For all discrete nations under the sonne,
Do use at thys day as they fyrst begonne:
And never doo change, but styll do frequent,
Theyr old guyse, what ever fond folkes do invent.
But we here in England lyke fooles and apes,
Do by our vayne fangles deserve mocks and japes,
For all kynde of countreys dooe us deryde,
In no constant custome sythe we abyde
For we never knowe howe in our aray,
We may in fyrme fashion stedfastly stay."
Randle Holme complained that in his time (1680) Englishmen were as changeable as the moon in their dress, "in which respect," says he, "we are termed the Frenchmen's apes, imitating them in all their fantastick devised fashions of garbs." Acad. of armory, book iii. ch. 5.
Scene 3. Page 452.
Claud. Stalk on, stalk on, the fowl sits.
It has been already shown that the stalking bull was equally common with the stalking horse. It was sometimes used for decoying partridges into a tunnelling net, or cage of net work, in the form of a tun, with doors.
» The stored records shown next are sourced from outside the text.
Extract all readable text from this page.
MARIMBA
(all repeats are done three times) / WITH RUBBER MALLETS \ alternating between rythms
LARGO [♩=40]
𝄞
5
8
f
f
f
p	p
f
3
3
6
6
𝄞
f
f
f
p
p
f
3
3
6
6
The process is described at large, with a print, in Willughby's Ornithology, 1678, folio, p. 34, where an account is also given of the stalking-horse, ox, stag, &c.
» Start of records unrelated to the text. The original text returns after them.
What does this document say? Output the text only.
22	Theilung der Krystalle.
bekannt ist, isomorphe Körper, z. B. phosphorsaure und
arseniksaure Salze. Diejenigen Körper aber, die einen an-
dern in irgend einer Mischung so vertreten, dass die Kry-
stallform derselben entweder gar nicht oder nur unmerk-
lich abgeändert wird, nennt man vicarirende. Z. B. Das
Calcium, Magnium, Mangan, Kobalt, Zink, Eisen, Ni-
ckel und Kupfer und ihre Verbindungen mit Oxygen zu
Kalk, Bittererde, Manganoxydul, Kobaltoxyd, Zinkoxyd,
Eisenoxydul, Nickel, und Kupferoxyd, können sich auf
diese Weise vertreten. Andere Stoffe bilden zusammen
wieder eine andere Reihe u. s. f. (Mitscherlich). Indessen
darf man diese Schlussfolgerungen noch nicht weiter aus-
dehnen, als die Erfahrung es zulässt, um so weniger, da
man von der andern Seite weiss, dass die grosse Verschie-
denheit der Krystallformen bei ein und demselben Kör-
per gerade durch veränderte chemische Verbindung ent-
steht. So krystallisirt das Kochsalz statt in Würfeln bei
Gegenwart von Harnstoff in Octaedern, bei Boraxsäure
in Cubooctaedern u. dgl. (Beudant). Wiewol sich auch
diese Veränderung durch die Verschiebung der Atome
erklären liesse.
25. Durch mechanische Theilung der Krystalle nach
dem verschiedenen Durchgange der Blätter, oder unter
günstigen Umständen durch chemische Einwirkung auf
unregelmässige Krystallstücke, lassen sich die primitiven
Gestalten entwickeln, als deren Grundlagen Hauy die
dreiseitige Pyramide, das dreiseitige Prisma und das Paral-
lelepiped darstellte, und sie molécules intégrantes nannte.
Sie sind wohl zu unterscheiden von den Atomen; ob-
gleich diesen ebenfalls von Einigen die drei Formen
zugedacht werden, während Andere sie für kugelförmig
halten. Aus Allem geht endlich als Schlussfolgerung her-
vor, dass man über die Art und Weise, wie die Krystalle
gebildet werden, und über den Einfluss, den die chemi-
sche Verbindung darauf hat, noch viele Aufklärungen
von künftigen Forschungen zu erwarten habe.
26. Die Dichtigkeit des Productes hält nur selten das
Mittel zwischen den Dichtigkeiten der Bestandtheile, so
Howel in his Vocabulary, sect. xxxv. seems to have mistaken the tun or net into which the birds were driven, for the stalking bull itself. Sometimes, as in hunting the wolf, an artificial bush and a wooden screen were used to stalk with. See Clamorgan, Chasse du loup, 1595, 4to, p. 29.
Scene 3. Page 455.
Leon. She tore the letter into a thousand halfpence.
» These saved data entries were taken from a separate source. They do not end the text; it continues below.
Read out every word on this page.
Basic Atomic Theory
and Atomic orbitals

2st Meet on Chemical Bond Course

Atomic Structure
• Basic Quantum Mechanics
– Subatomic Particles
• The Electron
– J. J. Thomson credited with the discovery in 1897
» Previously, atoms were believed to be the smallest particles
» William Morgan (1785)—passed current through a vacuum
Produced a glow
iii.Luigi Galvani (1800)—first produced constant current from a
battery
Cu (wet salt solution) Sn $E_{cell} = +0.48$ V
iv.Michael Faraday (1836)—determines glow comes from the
Mr. Theobald explains this "into a thousand pieces of the same bigness," as if Beatrice had torn the letter by rule and compass. Mr. Steevens more properly supposes halfpence to mean small pieces; but his note would have been less imperfect if he had added that the halfpence of Elizabeth were of silver, and about the size of a modern silver penny.